The English poet W.H. Auden was rather unsympathetic to Virgil in his poem Secondary Epic (1959):
No, Virgil, no:
Not even the first of the Romans can learn
His Roman history in the future tense.
Not even to serve your political turn;
Hindsight as foresight makes no sense.
…
No, Virgil, no:
Behind your verse so masterfully made
We hear the weeping of a Muse betrayed.
The Aeneid, therefore, is focused on the grand scale – on the city of Rome and its empire, its formation, and its destiny within the order of the Olympian gods. Scholars, poets and critics, often against a background of modern wars (such as WWII or Vietnam), have agonised over the question of Virgil’s own attitude to war and the Augustan imperial agenda, which receives some considerable attention at critical moments in the Aeneid.
Augustus, after all, seems to have been a generous patron of the poet, and a certain amount of text-specific adulation might have been expected. Auden certainly felt that Virgil traded in his poetic respectability (“your political turn”… “a Muse betrayed”). But there have also been plenty of others who are prepared to claim that Virgil yearns for peace, and actually undercuts the explicit patriotism about Rome and Augustus.
A violent end
The final scene of the Aeneid tends to polarise critical views on the basic thrust of the poem. Whereas the Homeric poems end in an atmosphere of peace and tranquillity, Virgil’s Aeneid ends with unremitting violence.
Aeneas’s great Italian warrior rival Turnus has been wounded in single combat, and pleads for his life on his knees. Aeneas seems to mull over an act of clemency, but in a sudden fit of rage he kills Turnus on the spot. The poem ends with a description of Turnus’s limbs going slack and his life going resentfully to the shades below.
Virgil holds a volume of The Aeneid in a mosaic from the 3rd century AD, on display in the Bardo Museum in Tunis, Tunisia. David Bjorgen/Wikimedia Commons, CC BY-SA
The sudden end of the Aeneid, with such a violent turn, has proved very challenging and unsatisfying for many readers. Virgil’s own death before the final completion of the poem in 19 BC added a further element of debate. Would he have changed the end of the poem? There was also a legend that he had left instructions for his assistants to burn the manuscript of the Aeneid, should he die before its completion.
The sudden and brutal end of the poem precipitated various sequels, most famously a Supplement to Aeneid Book 12 by the humanist cleric Maffeo Vegio (ca. 1406-58). This was basically a thirteenth book of the Aeneid told in 630 lines and written in 1428.
Vegio continues the narrative where Virgil leaves off, justifying the death of Turnus, and telling ultimately of the deification of Aeneas.

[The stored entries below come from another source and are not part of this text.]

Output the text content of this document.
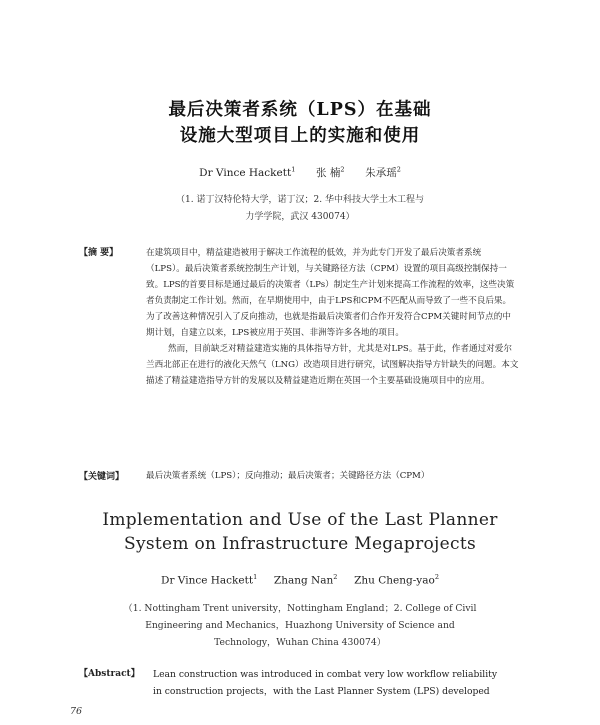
最后决策者系统（LPS）在基础
设施大型项目上的实施和使用
Dr Vince Hackett$^1$ 张 楠$^2$ 朱承瑶$^2$
（1. 诺丁汉特伦特大学，诺丁汉；2. 华中科技大学土木工程与
力学学院，武汉 430074）
【摘 要】	在建筑项目中，精益建造被用于解决工作流程的低效，并为此专门开发了最后决策者系统（LPS）。最后决策者系统控制生产计划，与关键路径方法（CPM）设置的项目高级控制保持一致。LPS的首要目标是通过最后的决策者（LPs）制定生产计划来提高工作流程的效率，这些决策者负责制定工作计划。然而，在早期使用中，由于LPS和CPM不匹配从而导致了一些不良后果。为了改善这种情况引入了反向推动，也就是指最后决策者们合作开发符合CPM关键时间节点的中期计划，自建立以来，LPS被应用于英国、非洲等许多各地的项目。

然而，目前缺乏对精益建造实施的具体指导方针，尤其是对LPS。基于此，作者通过对爱尔兰西北部正在进行的液化天然气（LNG）改造项目进行研究，试图解决指导方针缺失的问题。本文描述了精益建造指导方针的发展以及精益建造近期在英国一个主要基础设施项目中的应用。

【关键词】	最后决策者系统（LPS）；反向推动；最后决策者；关键路径方法（CPM）
Implementation and Use of the Last Planner
System on Infrastructure Megaprojects
Dr Vince Hackett$^1$ Zhang Nan$^2$ Zhu Cheng-yao$^2$
（1. Nottingham Trent university，Nottingham England；2. College of Civil
Engineering and Mechanics，Huazhong University of Science and
Technology，Wuhan China 430074）
【Abstract】 Lean construction was introduced in combat very low workflow reliability
in construction projects，with the Last Planner System (LPS) developed
76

The presence of sequels like this indicates just how confronting and original the Aeneid is – so much that later poets needed to “normalise” it.
There is every reason to think that Virgil’s Aeneid became a classic as soon as it was written and published. And it has remained so until this day. Many parts of the Aeneid have influenced Western literature and art: especially the sack of Troy and Aeneas’ departure from it (Book 2); the tragedy of Dido (Books 1, 4 and 6); and his journey to the Underworld (Book 6).
The last of these, Aeneas’s journey into the Underworld in Aeneid 6, fundamentally influenced the poet Dante’s (1265-1321) own narrative of life after death. Virgil is his guide through Inferno and Purgatorio, which says something about the high regard of poet for poet – bearing in mind, of course, that Virgil was a pagan.
When Dante first sees the shade of Virgil he greets him in a way that could hardly be more fulsome:
Are you then that Virgil, and that fountain, that pours out so great a river of speech? O, glory and light to other poets, may that long study, and the great love, that made me scan your work, be worth something now. You are my master, and my author: you alone are the one from whom I learnt the high style that has brought me honour.
*NB Virgil’s name is also sometimes spelt “Vergil.”